Israel’s Top Bakeries Are All Ditching Eggs and Going Vegan

Israel’s Top Bakeries Are All Ditching Eggs and Going Vegan

A nonprofit organization called Vegan Friendly is helping bakeries in Israel ditch dairy and eggs.

Vegan Friendly reached out to some of the largest bakery chains in the Middle Eastern country to help them recreate their recipes without the use of animal products.

La Farina, Mr. Donuts, Davidovich, Lehamim, Biga, Neeman, Biscotti, Piece of Cake, Antikovich, Gold Cookies, and Roladin, the largest bakery chain in Israel with 81 branches, have all participated in the initiative.

La Farina introduced a vegan mocha fudge cake in its 15 locations. The new item will replace 12,000 eggs, 370 liters of cow’s milk, and 250 kilos of butter every year.

Mr. Donut — which supplies thousands of donuts to cafes, retail eateries, hotels, and banquet halls every day — has committed to going fully vegan after Passover. The decision will replace around 200,000 eggs a year.

Vegan Friendly’s certification now appears on nearly 5,000 products in Israel.

Vegan Friendly’s Vision

Israel’s Top Bakeries Are All Ditching Eggs and Going Vegan
Swapping to vegan recipes could save businesses money

The nonprofit explained to ISRAEL21c that animal products aren’t needed for baked goods to taste great and sell well. “We consulted with experts and they said there was no reason a lot of products couldn’t be vegan. Eggs, butter, and milk are there because of tradition and habit,” Vegan Friendly founder Omri Paz told the publication.

Vegan Friendly found that it didn’t need to persuade businesses to get involved since updating the recipes to be vegan typically makes the products cheaper and healthier. The move also makes the items available to a wider range of people, including those with dairy or egg allergies and kosher customers looking for parve (no dairy or meat) products. Vegan Friendly’s service is also free.

Paz pointed out that large bakery chains wouldn’t commit to the swap if the recipes didn’t taste as good, or even better, than the original.

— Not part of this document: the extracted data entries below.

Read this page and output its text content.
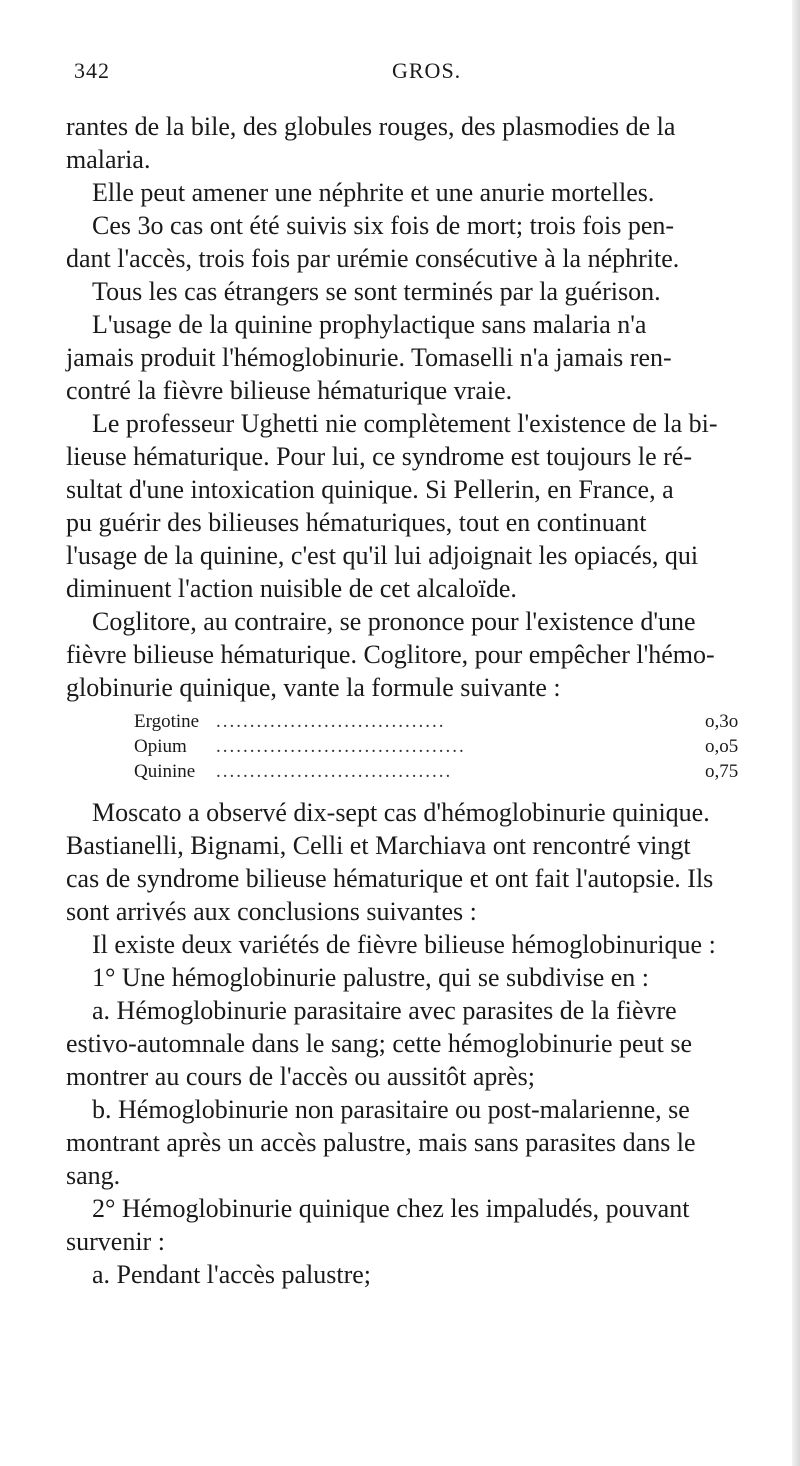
342	GROS.
rantes de la bile, des globules rouges, des plasmodies de la
malaria.
Elle peut amener une néphrite et une anurie mortelles.
Ces 3o cas ont été suivis six fois de mort; trois fois pen-
dant l'accès, trois fois par urémie consécutive à la néphrite.
Tous les cas étrangers se sont terminés par la guérison.
L'usage de la quinine prophylactique sans malaria n'a
jamais produit l'hémoglobinurie. Tomaselli n'a jamais ren-
contré la fièvre bilieuse hématurique vraie.
Le professeur Ughetti nie complètement l'existence de la bi-
lieuse hématurique. Pour lui, ce syndrome est toujours le ré-
sultat d'une intoxication quinique. Si Pellerin, en France, a
pu guérir des bilieuses hématuriques, tout en continuant
l'usage de la quinine, c'est qu'il lui adjoignait les opiacés, qui
diminuent l'action nuisible de cet alcaloïde.
Coglitore, au contraire, se prononce pour l'existence d'une
fièvre bilieuse hématurique. Coglitore, pour empêcher l'hémo-
globinurie quinique, vante la formule suivante :
Ergotine ..................................	o,3o
Opium .....................................	o,o5
Quinine ...................................	o,75
Moscato a observé dix-sept cas d'hémoglobinurie quinique.
Bastianelli, Bignami, Celli et Marchiava ont rencontré vingt
cas de syndrome bilieuse hématurique et ont fait l'autopsie. Ils
sont arrivés aux conclusions suivantes :
Il existe deux variétés de fièvre bilieuse hémoglobinurique :
1° Une hémoglobinurie palustre, qui se subdivise en :
a. Hémoglobinurie parasitaire avec parasites de la fièvre
estivo-automnale dans le sang; cette hémoglobinurie peut se
montrer au cours de l'accès ou aussitôt après;
b. Hémoglobinurie non parasitaire ou post-malarienne, se
montrant après un accès palustre, mais sans parasites dans le
sang.
2° Hémoglobinurie quinique chez les impaludés, pouvant
survenir :
a. Pendant l'accès palustre;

The shift isn’t time-consuming either, usually taking just one to three visits until the company is happy with the new animal-free product. Vegan Friendly works with award-winning pastry chef Tal Hausen to reengineer the recipes. Hausen trained in Paris and has baked desserts for the British royal family, including birthday treats for the Queen. Hausen won an award for the best pastry chef in London in 2011 whilst she was working in vegan baking.

Paz wants to take Vegan Friendly’s project even further. “At the moment we’re focusing on bakeries. When we get to a point where 60 to 70 percent of pastries in Israel are vegan, we’ll move on to other products,” he said. “I really believe this project is going to be a game-changer.”